You have, modulo printks and BUG_ON(), { struct dentry *realdn; /* dn must be unhashed */ if (!d_unhashed(dn)) d_drop(dn); realdn = d_splice_alias(in, dn); if (IS_ERR(realdn)) { if (prehash) *prehash = false; /* don't rehash on error */ dn = realdn; /* note realdn contains the error */ goto out; } else if (realdn) { dput(dn); dn = realdn; } if ((!prehash || *prehash) && d_unhashed(dn)) d_rehash(dn); When d_splice_alias() returns NULL it has hashed the dentry you'd given it; when it returns a different dentry, that dentry is also returned hashed. IOW, d_rehash(dn) in there should never be called. If you have a case when it _is_ called, you've found a bug somewhere and I'd like to see details. AFAICS, the whole prehash thing appears to be pointless - even the place where we modify *prehash, since in that case we return ERR_PTR() and the only caller passing non-NULL prehash (&have_lease) buggers off on such return value past all code that would look at have_lease value.

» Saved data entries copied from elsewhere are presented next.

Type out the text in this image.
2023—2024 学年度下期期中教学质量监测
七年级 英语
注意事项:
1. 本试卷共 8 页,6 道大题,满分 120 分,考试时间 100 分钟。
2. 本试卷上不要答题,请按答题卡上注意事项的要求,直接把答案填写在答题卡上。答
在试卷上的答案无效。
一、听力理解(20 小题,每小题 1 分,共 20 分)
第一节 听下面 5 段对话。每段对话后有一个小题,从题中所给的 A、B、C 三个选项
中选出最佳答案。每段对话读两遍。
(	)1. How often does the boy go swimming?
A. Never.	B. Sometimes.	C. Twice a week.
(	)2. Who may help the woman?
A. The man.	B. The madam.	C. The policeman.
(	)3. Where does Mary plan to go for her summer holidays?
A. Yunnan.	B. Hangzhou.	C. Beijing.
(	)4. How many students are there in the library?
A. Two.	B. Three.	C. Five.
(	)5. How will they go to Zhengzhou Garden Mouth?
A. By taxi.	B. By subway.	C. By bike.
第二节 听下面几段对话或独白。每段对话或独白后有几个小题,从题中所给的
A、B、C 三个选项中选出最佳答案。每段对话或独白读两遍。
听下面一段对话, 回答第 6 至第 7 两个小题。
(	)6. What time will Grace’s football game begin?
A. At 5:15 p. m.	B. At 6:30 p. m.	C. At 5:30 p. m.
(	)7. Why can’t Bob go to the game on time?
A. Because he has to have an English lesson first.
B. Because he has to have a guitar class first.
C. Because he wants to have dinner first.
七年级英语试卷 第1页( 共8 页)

One possible reading is that you want to prevent hashing in !have_lease case of dn = splice_dentry(dn, in, &have_lease); If that's the case, you might have a problem, since it will be hashed no matter what... PS: the proof that d_splice_alias() always hashes is simple - if you exclude the places where it returns ERR_PTR(), you are left with d_rehash(dentry); return NULL; in the very end, __d_move(new, dentry, false); ... return new; and int err = __d_unalias(inode, dentry, new); ... // err turned out to be zero return new; The first one is obvious - we return NULL after an explicit d_rehash() of the argument. __d_move() is guaranteed to return with its first argument hashed due to __d_drop(dentry); __d_rehash(dentry, d_hash(target->d_parent, target->d_name.hash)); (dentry here refers to the first argument of __d_move() - it's our 'new'). And zero-returning __d_unalias() ends up calling __d_move(), with the third argument of __d_unalias() ending up as the first one of __d_move(). So in both remaining cases we return a dentry that has just been hashed.